RoboDesk A Multi-Task Reinforcement Learning Benchmark

Overview

RoboDesk

PyPI

A Multi-Task Reinforcement Learning Benchmark

Robodesk Banner

If you find this open source release useful, please reference in your paper:

@misc{kannan2021robodesk,
  author = {Harini Kannan and Danijar Hafner and Chelsea Finn and Dumitru Erhan},
  title = {RoboDesk: A Multi-Task Reinforcement Learning Benchmark},
  year = {2021},
  howpublished = {\url{https://github.com/google-research/robodesk}},
}

Highlights

  • Diversity: RoboDesk includes 9 diverse tasks that test for a variety of different behaviors within the same environment, making it useful for evaluating transfer, multi-task learning, and global exploration.
  • Complexity: The high-dimensional image inputs contain objects of different shapes and colors, whose initial positions are randomized to avoid naive memorization and require learning algorithms to generalize.
  • Robustness: We carefully designed and tested RoboDesk to ensure fast and stable physics simulation.
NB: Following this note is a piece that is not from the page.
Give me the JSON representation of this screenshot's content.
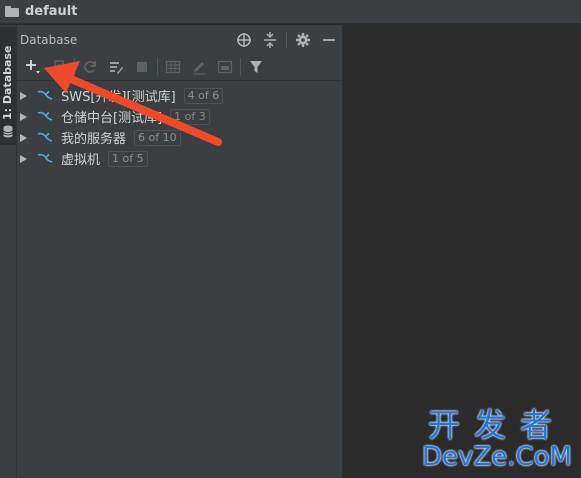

This avoids objects from intersecting, getting stuck, or quickly flying away, a common problem with some existing environments.
  • Lightweight: RoboDesk comes as a self-contained Python package with few dependencies. The source code is clean and pragmatic, making it a useful blueprint for creating new MuJoCo environments.

Training Agents

Installation: pip3 install -U robodesk

The environment follows the OpenAI Gym interface:

import robodesk

env = robodesk.RoboDesk(seed=0)
obs = env.reset()
assert obs.shape == (64, 64, 3)

done = False
while not done:
  action = env.action_space.sample()
  obs, reward, done, info = env.step(action)

Tasks

Robodesk Tasks

The behaviors above were learned using the Dreamer agent. These policies have been learned from scratch and only from pixels, not proprioceptive states.

Task Description
open_slide Push the sliding door all the way to the right, navigating around the other objects.
open_drawer Pull the dark brown drawer all the way open.
push_green Push the green button to turn the green light on.
stack_blocks Stack the upright blue block on top of the flat green block.
upright_block_off_table Push the blue upright block off the table.
flat_block_in_bin Push the green flat block into the blue bin.
flat_block_in_shelf Push the green flat block into the shelf, navigating around the other blocks.
lift_upright_block Grasp the blue upright block and lift it above the table.
lift_ball Grasp the magenta ball and lift it above the table.

Environment Details

Constructor

robodesk.RoboDesk(task='open_slide', reward='dense', action_repeat=1, episode_length=500, image_size=64)
Parameter Description
task Available tasks are open_slide, open_drawer, push_green, stack, upright_block_off_table, flat_block_in_bin, flat_block_in_shelf, lift_upright_block, lift_ball.
reward Available reward types are dense, sparse, success. Success gives only the first sparse reward during the episode, useful for computing success rates during evaluation.
action_repeat Reduces the control frequency by applying each action multiple times. This is faster than using an environment wrapper because only the needed images are rendered.
episode_length Time limit for the episode, can be None.
image_size Size of the image observations in pixels, used for both height and width.

Reward

All rewards are bound between 0 and 1. There are three types of rewards available:

  • Dense rewards are based on Euclidean distances between the objects and their target positions and can include additional terms, for example to encourage the arm to reach the object. These are the easiest rewards for learning.
  • Sparse rewards are either 0 or 1 based on whether the target object is in the target area or not, according to a fixed threshold. Learning from sparse rewards is more challenging.
  • Success rewards are equivalent to the sparse rewards, except that only the first reward is given during each episode. As a result, an episode return of 0 means failure and 1 means sucess at the task. This should only be used during evaluation.

Termination

Episodes end after 500 time steps by default. There are no early terminations.

Observation Space

Each observation is a dictionary that contains the current image, as well as additional information. For the standard benchmark, only the image should be used for learning. The observation dictionary contains the following keys:

Key Space
image Box(0, 255, (64, 64, 3), np.uint8)
qpos_robot Box(-np.inf, np.inf, (9,), np.float32)
qvel_robot Box(-np.inf, np.inf, (9,), np.float32)
qpos_objects Box(-np.inf, np.inf, (26,), np.float32)
qvel_objects Box(-np.inf, np.inf, (26,), np.float32)
end_effector Box(-np.inf, np.inf, (3,), np.float32)

Action Space

RoboDesk uses end effector control with a simple bounded action space:

Box(-1, 1, (5,), np.float32)

Acknowledgements

We thank Ben Eysenbach and Debidatta Dwibedi for their helpful feedback.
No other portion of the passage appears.